– Хм… ну… – оба они смотрели на меня, ожидая противоположные ответы. – Похоже, что так.
Лир подошел ко мне ближе, заслоняя свет. Он говорил, и слюна капала из его мокрой черной пасти. Я не могу вспомнить, что он сказал. Даже в тот момент я не знал этого, так я был занят попытками скрыть свой страх.
– Слушай, – прервал его Генри сухо. – Правда такова. Ты в курсе, что говорят: нос знает.
И началось. Это действительно был неверный ход.
Мои глаза закрылись от ужаса. Когда они вновь открылись, Генри был прижат к земле, а его горло находилось между челюстями Лира.
– Ты прав, – умолял я, глядя, как первые капли крови красят золотистую шерсть Генри. – Мы ничего не знаем. Прости. Прошу, не трогай Генри, пожалуйста. Прошу.

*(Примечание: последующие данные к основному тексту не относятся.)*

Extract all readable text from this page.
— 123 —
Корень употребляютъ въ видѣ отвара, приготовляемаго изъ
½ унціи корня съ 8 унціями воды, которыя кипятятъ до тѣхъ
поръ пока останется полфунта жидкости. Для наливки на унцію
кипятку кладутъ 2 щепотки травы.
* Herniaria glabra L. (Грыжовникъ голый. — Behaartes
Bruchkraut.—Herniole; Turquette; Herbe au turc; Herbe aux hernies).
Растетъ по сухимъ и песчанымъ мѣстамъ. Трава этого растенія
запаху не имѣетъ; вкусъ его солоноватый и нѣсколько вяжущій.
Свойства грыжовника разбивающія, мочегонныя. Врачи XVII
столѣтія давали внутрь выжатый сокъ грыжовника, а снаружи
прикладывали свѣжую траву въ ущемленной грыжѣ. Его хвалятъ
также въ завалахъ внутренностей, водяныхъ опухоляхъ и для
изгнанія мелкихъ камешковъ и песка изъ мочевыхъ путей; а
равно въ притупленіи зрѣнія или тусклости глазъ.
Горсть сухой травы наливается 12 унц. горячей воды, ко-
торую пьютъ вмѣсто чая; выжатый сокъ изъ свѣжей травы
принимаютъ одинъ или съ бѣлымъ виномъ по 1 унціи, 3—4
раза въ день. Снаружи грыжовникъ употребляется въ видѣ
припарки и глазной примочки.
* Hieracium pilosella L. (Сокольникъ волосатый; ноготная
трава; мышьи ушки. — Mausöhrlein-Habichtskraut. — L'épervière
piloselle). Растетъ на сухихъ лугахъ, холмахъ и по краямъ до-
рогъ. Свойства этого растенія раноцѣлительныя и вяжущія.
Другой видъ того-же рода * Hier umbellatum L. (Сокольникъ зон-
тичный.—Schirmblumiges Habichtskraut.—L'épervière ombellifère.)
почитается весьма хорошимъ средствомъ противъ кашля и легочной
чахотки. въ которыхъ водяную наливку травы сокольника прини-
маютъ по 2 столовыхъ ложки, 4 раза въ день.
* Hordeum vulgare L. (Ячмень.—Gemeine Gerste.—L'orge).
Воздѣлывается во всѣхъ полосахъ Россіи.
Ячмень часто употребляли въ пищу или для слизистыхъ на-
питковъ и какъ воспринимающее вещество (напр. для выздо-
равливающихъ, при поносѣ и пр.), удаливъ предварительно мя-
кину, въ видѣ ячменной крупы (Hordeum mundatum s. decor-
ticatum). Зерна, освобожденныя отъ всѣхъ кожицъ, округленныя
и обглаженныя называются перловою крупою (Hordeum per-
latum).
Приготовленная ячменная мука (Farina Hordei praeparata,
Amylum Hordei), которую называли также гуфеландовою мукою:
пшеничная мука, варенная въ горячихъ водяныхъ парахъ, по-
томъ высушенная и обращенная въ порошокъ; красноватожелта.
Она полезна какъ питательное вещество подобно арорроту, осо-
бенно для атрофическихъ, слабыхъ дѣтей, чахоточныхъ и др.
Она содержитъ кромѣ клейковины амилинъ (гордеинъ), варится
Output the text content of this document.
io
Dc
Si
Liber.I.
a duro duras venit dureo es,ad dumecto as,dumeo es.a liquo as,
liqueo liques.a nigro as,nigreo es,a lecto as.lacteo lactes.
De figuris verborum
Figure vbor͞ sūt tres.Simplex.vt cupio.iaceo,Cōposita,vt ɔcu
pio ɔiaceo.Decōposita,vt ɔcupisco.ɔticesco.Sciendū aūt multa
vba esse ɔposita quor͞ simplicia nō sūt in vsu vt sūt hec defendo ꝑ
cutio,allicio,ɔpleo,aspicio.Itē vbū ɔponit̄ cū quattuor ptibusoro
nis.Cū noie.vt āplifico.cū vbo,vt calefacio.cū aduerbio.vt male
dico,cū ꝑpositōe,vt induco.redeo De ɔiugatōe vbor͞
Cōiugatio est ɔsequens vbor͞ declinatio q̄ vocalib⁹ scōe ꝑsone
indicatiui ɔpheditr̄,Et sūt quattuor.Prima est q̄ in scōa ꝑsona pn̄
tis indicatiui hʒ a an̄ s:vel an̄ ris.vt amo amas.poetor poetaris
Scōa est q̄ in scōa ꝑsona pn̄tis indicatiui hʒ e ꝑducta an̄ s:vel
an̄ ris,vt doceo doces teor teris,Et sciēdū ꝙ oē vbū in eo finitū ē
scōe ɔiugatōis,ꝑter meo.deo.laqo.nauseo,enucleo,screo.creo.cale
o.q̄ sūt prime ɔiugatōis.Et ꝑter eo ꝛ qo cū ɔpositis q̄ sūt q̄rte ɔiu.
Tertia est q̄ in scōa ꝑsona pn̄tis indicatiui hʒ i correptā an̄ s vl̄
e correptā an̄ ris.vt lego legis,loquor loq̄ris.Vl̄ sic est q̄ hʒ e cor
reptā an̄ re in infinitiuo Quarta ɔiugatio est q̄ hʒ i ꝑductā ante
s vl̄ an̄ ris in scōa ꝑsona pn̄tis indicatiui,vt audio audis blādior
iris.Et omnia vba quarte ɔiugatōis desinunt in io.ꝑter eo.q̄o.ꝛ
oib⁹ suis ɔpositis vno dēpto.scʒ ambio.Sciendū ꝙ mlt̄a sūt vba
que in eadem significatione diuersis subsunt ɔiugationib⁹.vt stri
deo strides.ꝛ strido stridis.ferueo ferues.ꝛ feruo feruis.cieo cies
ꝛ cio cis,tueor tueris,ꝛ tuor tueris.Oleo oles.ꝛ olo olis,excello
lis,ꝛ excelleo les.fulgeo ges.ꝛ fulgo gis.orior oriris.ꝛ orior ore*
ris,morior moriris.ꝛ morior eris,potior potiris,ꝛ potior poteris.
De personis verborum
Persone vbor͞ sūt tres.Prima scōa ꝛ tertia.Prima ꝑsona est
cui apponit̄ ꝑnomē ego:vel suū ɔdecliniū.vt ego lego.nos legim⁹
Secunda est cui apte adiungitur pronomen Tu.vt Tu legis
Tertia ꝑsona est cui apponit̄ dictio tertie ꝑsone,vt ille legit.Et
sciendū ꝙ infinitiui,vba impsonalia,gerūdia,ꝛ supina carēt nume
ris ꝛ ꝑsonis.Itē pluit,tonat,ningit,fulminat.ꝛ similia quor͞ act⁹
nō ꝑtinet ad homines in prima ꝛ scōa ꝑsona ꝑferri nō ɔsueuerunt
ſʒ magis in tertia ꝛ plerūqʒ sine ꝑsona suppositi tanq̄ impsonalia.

Все три владельца, должно быть, услышали, так как бежали к нам.
– Лир! Нет!
– Генри!
– Принц!
Хозяин Лира спокойно положил руку в пасть пса.
– Ну же, Лир, отойди! – закричал он перед тем, как его оттащить.
Генри остался лежать на земле, его золотистая грудь была забрызгана каплями крови.
– Держите своего пса под контролем, – сказал Адам с явной злостью. – Он мог его убить.
Мик, неловко усаживаясь на корточки, чтобы рассмотреть рану, ничего не сказал, только погладил своего лабрадора по голове и звучно присвистнул сквозь зубы.
– Как ты? – спросил я Генри.
– Жить буду, – ответил он мне, пока Адам и хозяин Лира спорили над нами. – Нужно просто подняться на ноги.
– Вы ебаные идиоты. Вы ничего обо мне не знаете, – рычал Лир, задыхаясь в ошейнике.
– Я узнаю убийцу, когда чую его, – сказал Генри и начал слизывать кровь с груди.
Наши хозяева теперь тянули нас вон из парка.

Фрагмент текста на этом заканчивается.